Quand le besoin est permanent, l'obéissance au corps aussi complète que la soumission de l'esprit, le secret et la solitude finissent par s'imposer. Une culpabilité dépressogène devient le point focal de la relation clinique. En même temps que l'évidence d'une surconsommation ne trompe personne, le patient persiste dans ses dénégations. Le couple évolue vers la méfiance hostile et la rancune réciproque, communes à tout défaut de communication. Le patient écartera, coûte que coûte, toute mise en rapport avec l'alcool. Il ne sera pas en manque d'explications pour lesquelles il est tout prêt à se remettre en question, d'autant plus que s'accentue sa dépendance morale, son besoin de soutien matériel et affectif. C'est un fait toujours vérifié que les alcooliques, accaparés par l'alcool n'ont aucune tendance à quitter par eux-mêmes un foyer, parental ou conjugal où ils ne sont souvent plus désirés et toujours contestés.

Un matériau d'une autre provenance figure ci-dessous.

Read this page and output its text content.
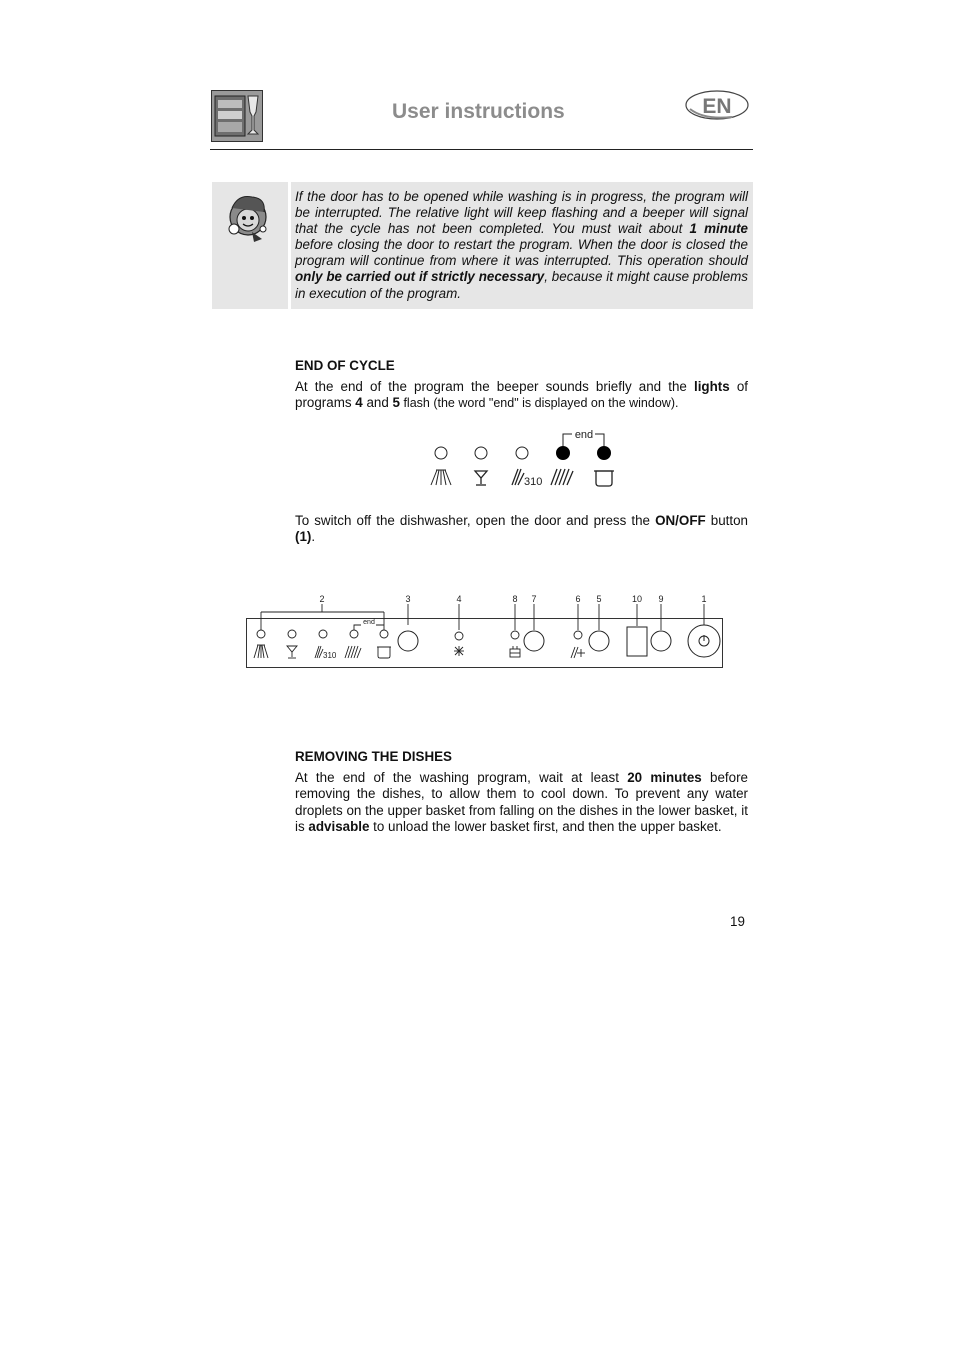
User instructions	EN
If the door has to be opened while washing is in progress, the program will be interrupted. The relative light will keep flashing and a beeper will signal that the cycle has not been completed. You must wait about 1 minute before closing the door to restart the program. When the door is closed the program will continue from where it was interrupted. This operation should only be carried out if strictly necessary, because it might cause problems in execution of the program.
END OF CYCLE
At the end of the program the beeper sounds briefly and the lights of programs 4 and 5 flash (the word "end" is displayed on the window).
end
310
To switch off the dishwasher, open the door and press the ON/OFF button (1).
2	3	4	8 7	6 5	10 9	1
end
310
REMOVING THE DISHES
At the end of the washing program, wait at least 20 minutes before removing the dishes, to allow them to cool down. To prevent any water droplets on the upper basket from falling on the dishes in the lower basket, it is advisable to unload the lower basket first, and then the upper basket.
19
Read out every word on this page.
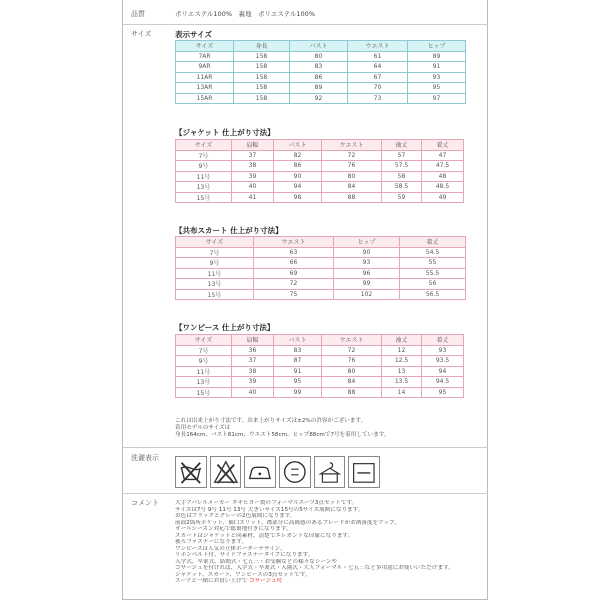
品質	ポリエステル100%　裏地　ポリエステル100%
サイズ	表示サイズ
サイズ	身長	バスト	ウエスト	ヒップ
7AR	158	80	61	89
9AR	158	83	64	91
11AR	158	86	67	93
13AR	158	89	70	95
15AR	158	92	73	97
【ジャケット 仕上がり寸法】
サイズ	肩幅	バスト	ウエスト	袖丈	着丈
7号	37	82	72	57	47
9号	38	86	76	57.5	47.5
11号	39	90	80	58	48
13号	40	94	84	58.5	48.5
15号	41	98	88	59	49
【共布スカート 仕上がり寸法】
サイズ	ウエスト	ヒップ	着丈
7号	63	90	54.5
9号	66	93	55
11号	69	96	55.5
13号	72	99	56
15号	75	102	56.5
【ワンピース 仕上がり寸法】
サイズ	肩幅	バスト	ウエスト	袖丈	着丈
7号	36	83	72	12	93
9号	37	87	76	12.5	93.5
11号	38	91	80	13	94
13号	39	95	84	13.5	94.5
15号	40	99	88	14	95
これは出来上がり寸法です。出来上がりサイズは±2%の許容がございます。
着用モデルのサイズは
身長164cm、バスト81cm、ウエスト58cm、ヒップ88cmで7号を着用しています。
洗濯表示
コメント	大手アパレルメーカー タキヒヨー製のフォーマルスーツ3点セットです。
サイズは7号 9号 11号 13号 大きいサイズ15号の5サイズ展開になります。
お色はブラックとグレーの2色展開になります。
前面2箇所ポケット、袖口スリット、襟部分に高級感のあるブレードがお洒落度をアップ。
オールシーズン対応で総裏地付きになります。
スカートはジャケットと同素材、清楚でエレガントな印象になります。
後ろファスナーになります。
ワンピースは人気の立体ボーダーデザイン。
リボンベルト付、サイドファスナータイプになります。
入学式、卒業式、結婚式・七五三・お受験などの様々なシーンや
コサージュを付ければ、入学式・卒業式・入園式・大人フォーマル・七五三など多用途にお使いいただけます。
ジャケット、スカート、ワンピースの3点セットです。
スーツと一緒にお買い上げで コサージュ付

On impute usuellement ces troubles du comportement social et familial aux effets psychotropes de l'alcool, à la détérioration physiologique, à la personnalité sous-jacente. On sous-estime généralement le handicap du langage dans ce climat relationnel. L'établissement d'une relation clinique passe avant tout par la juste évaluation de ces facteurs de perturbations linguistiques et leur pouvoir dépressogène, qui d'ailleurs aboutit souvent à la prescription d'antidépresseurs alors que le patient à d'abord besoin de mots.

Un travail marqué aussi par ce paradoxe qu'il devra conduire le patient vers une marginalité de fait. En ceci l'alcoolisme se distingue des autres toxicomanies. Un héroïnomane sevré réintègre la norme. Un alcoolique devenu abstinent entre dans une position marginale et disqualifiante, un authentique handicap social. Ce que perçoit bien, et non sans terreur, le patient qui se sait promis à l'abstinence.